The Spirit Catches You and You Fall Down, Finale

I finished! How I feel (not in totality, just a few points):

1. If our medical system had a better interpreter policy in place, things may have turned out better for the Lees (and many others in similar situations).

2. Perhaps we truly are over-medicated as a population? While I would want doctors to work their hardest to cure me, maybe all the meds they pump into us hinder our health, too?

3. There is a high population of Hmong in Pennsylvania. They sew products for the Amish, so they can still be labeled "made locally." I thought this was hilarious, and hubby made a comment about how sad it is when even the Amish "outsource."

4. We all need to be more tolerant. A huge discussion in the book was about the thought that because a majority of Hmong are on welfare, they're lazy freeloaders. In actuality, we're the ones who forced them out of their mountain homes in Laos. We're the ones who brought them here. We're the ones who put them on welfare. The Hmong families Fadiman talked to in the book just want to work - they want to grow their own food, work in their own fields, build their own homes. We definitely don't make this easy for them.

5. However, in terms of No. 4, we can only be more tolerant if we're fed all the information. Our leaders keep these sorts of things pretty hush hush. So, we need more books like this one - and they need to be read.

It was an eye-opening book. I was pulled in many different directions - still am.
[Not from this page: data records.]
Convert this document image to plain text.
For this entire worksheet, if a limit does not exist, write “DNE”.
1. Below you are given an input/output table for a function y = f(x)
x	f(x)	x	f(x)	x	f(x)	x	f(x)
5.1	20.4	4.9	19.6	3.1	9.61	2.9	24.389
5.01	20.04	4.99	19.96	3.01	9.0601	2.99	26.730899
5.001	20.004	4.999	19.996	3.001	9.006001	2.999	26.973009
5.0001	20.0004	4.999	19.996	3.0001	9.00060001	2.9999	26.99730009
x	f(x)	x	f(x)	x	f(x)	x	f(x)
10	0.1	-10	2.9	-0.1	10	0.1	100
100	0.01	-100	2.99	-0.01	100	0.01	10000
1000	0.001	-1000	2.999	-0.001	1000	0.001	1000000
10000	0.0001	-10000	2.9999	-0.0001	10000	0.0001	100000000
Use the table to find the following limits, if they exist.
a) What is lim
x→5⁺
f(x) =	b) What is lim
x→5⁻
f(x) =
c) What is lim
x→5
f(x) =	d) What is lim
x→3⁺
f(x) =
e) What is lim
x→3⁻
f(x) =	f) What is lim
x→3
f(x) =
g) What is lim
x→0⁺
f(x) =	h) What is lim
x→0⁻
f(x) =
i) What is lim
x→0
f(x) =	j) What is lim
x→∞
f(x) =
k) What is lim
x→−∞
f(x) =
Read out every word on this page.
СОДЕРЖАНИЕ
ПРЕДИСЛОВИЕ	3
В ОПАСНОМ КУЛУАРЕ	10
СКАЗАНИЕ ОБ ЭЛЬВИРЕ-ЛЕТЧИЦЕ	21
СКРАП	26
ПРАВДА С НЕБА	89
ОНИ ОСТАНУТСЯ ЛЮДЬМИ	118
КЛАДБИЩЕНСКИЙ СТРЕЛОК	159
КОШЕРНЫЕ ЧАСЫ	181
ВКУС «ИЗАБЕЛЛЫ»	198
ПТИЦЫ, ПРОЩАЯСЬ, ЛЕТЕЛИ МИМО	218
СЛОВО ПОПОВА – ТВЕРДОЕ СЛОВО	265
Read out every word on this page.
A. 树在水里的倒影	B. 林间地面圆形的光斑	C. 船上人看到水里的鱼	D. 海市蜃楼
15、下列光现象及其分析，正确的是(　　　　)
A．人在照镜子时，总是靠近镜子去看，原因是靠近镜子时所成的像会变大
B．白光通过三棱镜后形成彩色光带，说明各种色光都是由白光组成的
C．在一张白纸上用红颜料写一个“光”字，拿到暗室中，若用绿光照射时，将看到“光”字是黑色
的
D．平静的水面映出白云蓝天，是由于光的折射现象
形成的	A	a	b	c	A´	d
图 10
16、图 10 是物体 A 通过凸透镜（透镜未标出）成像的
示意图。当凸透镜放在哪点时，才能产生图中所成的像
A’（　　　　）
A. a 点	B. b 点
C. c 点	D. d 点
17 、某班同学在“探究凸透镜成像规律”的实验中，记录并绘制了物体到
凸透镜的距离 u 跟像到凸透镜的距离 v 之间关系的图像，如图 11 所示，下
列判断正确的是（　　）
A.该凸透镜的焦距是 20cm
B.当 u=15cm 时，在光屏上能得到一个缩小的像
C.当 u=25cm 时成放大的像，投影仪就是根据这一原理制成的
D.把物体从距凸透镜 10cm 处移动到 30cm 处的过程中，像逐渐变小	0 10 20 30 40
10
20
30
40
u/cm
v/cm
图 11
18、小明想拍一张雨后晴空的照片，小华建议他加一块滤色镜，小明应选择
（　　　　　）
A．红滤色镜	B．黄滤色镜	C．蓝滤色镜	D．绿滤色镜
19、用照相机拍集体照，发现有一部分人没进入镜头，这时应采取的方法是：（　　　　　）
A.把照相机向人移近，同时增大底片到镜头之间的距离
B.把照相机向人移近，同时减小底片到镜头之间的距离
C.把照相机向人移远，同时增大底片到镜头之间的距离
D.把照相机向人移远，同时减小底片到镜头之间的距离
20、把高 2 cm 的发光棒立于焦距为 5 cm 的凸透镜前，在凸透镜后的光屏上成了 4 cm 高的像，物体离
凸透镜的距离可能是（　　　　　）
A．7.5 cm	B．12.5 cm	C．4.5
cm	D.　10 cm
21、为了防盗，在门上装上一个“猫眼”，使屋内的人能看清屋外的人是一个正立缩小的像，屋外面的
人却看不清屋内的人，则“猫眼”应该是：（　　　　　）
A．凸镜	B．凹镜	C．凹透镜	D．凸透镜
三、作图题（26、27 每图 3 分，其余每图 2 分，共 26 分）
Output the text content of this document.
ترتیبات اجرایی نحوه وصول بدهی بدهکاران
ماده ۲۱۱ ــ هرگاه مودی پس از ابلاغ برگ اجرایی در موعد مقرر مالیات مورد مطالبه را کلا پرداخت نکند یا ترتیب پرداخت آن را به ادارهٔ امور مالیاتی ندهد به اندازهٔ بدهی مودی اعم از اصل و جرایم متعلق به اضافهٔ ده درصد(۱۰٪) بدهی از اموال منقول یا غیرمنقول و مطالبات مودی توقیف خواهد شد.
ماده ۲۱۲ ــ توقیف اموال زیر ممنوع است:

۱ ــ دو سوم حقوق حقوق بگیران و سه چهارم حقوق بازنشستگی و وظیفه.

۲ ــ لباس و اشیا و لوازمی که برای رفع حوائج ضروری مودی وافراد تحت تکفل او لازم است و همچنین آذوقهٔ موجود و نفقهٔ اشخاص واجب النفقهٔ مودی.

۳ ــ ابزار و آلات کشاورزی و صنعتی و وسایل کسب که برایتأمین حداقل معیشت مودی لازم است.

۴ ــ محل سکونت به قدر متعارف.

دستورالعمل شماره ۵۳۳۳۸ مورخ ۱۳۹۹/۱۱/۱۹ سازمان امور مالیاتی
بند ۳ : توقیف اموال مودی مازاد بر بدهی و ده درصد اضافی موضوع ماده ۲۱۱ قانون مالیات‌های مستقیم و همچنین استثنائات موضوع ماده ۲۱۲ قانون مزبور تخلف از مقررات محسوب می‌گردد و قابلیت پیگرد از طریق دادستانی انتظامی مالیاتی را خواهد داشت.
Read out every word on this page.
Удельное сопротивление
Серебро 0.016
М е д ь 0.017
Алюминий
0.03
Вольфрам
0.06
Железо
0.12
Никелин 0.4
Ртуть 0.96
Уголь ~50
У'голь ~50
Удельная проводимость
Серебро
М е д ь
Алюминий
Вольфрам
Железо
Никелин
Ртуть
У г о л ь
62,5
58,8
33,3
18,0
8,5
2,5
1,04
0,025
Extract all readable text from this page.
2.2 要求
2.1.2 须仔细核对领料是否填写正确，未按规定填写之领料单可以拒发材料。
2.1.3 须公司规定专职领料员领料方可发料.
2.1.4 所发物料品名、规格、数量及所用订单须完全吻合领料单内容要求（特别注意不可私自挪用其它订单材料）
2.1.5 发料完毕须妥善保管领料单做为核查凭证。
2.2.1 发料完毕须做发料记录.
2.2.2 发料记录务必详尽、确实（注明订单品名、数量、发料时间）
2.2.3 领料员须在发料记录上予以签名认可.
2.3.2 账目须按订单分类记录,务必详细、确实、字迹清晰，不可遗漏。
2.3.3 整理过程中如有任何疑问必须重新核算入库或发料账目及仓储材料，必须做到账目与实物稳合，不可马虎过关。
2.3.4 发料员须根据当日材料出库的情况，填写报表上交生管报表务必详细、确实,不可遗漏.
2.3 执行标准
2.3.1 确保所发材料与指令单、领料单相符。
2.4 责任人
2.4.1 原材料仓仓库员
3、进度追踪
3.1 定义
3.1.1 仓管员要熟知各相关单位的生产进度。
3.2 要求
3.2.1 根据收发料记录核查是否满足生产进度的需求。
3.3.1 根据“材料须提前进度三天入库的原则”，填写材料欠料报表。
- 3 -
It's definitely worth a read. Once you do, come back and tell me what you think about it. I'm dying to hear other people's opinions.

2 comments:

willikat said...

I'll try to read it after I read Chemistry of Joy.

Stacy said...

We read that book in a cultural anthropology class. It was pretty sad, detailed and intense...and although it has been a couple of years since I've read it, the story that it tells still lingers with me.